STEVE KROFT: Two years ago, in the White House, in this building, you talked about al Qaeda being decimated. You talked about al Qaeda being back on its heels. Two years later, you've got al Qaeda affiliates and al Qaeda offshoots controlling huge chunks of both Iraq and Syria. And you have militias, Islamic radical militias in control of Libya.

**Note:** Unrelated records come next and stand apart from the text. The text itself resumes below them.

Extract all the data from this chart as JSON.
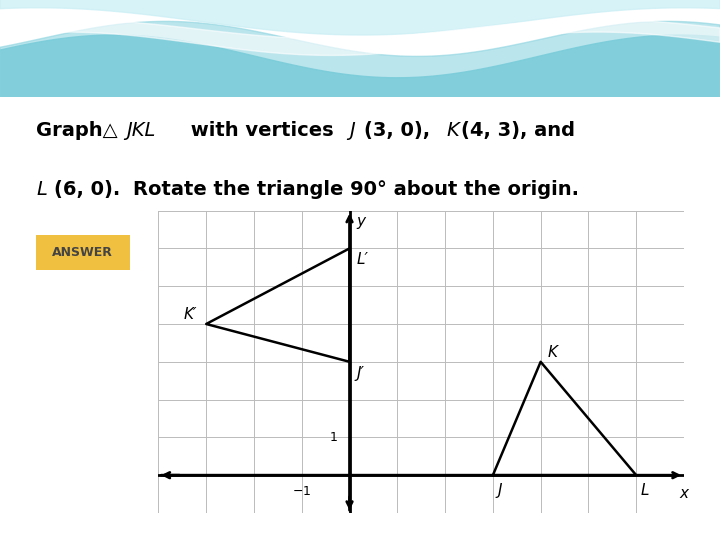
{
  "title_line1_parts": [
    {
      "text": "Graph",
      "bold": true,
      "italic": false
    },
    {
      "text": "△",
      "bold": false,
      "italic": false
    },
    {
      "text": " JKL",
      "bold": false,
      "italic": true
    },
    {
      "text": " with vertices ",
      "bold": true,
      "italic": false
    },
    {
      "text": "J",
      "bold": false,
      "italic": true
    },
    {
      "text": "(3, 0), ",
      "bold": true,
      "italic": false
    },
    {
      "text": "K",
      "bold": false,
      "italic": true
    },
    {
      "text": "(4, 3), and",
      "bold": true,
      "italic": false
    }
  ],
  "title_line2_parts": [
    {
      "text": "L",
      "bold": false,
      "italic": true
    },
    {
      "text": "(6, 0). ",
      "bold": true,
      "italic": false
    },
    {
      "text": "Rotate the triangle 90° about the origin.",
      "bold": true,
      "italic": false
    }
  ],
  "answer_label": "ANSWER",
  "original_triangle": {
    "J": [
      3,
      0
    ],
    "K": [
      4,
      3
    ],
    "L": [
      6,
      0
    ]
  },
  "rotated_triangle_90ccw": {
    "J_prime": [
      0,
      3
    ],
    "K_prime": [
      -3,
      4
    ],
    "L_prime": [
      0,
      6
    ]
  },
  "xlim": [
    -4,
    7
  ],
  "ylim": [
    -1,
    7
  ],
  "grid_color": "#bbbbbb",
  "axis_color": "#000000",
  "triangle_color": "#000000",
  "bg_color": "#ffffff",
  "answer_bg": "#f0c040",
  "wave_bg": "#d8f0f5",
  "wave_c1": "#5bbfcf",
  "wave_c2": "#8dd4e0",
  "wave_c3": "#b0e2ec",
  "font_size_title": 14,
  "font_size_answer": 9,
  "label_fontsize": 11,
  "yellow_strip": "#f0e050"
}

PRESIDENT BARACK OBAMA: If you'll recall, Steve, you had an international network in al Qaeda between Afghanistan and Pakistan, headed by Bin Laden. And that structure we have rendered ineffective. But what I also said, and this was two years ago and a year ago, is that you have regional groups with regional ambitions and territorial ambitions. And what also has not changed is the kind of violent, ideologically driven extremism that has taken root in too much of the Muslim world.
And this week, in my speech to the United Nations General Assembly, I made very clear we are not at war against Islam. Islam is a religion that preaches peace and the overwhelming majority of Muslims are peaceful. But in the Muslim world right now, there is a cancer that has grown for too long that suggests that it is acceptable to kill innocent people who worship a different God. And that kind of extremism, unfortunately, means that we're going to see for some time the possibility that in a whole bunch of different countries, radical groups may spring up, particularly in countries that are still relatively fragile, where you had sectarian tensions, where you don't have a strong state security apparatus. That's why what we have to do is rather than play whack-a-mole and send U.S. troops wherever this occurs, we have to build strong partnerships. We have to get the international community to recognize this is a problem. We've got to get Arab and Muslim leaders to say very clearly, "These folks do not represent us. They do not represent Islam," and to speak out forcefully against them.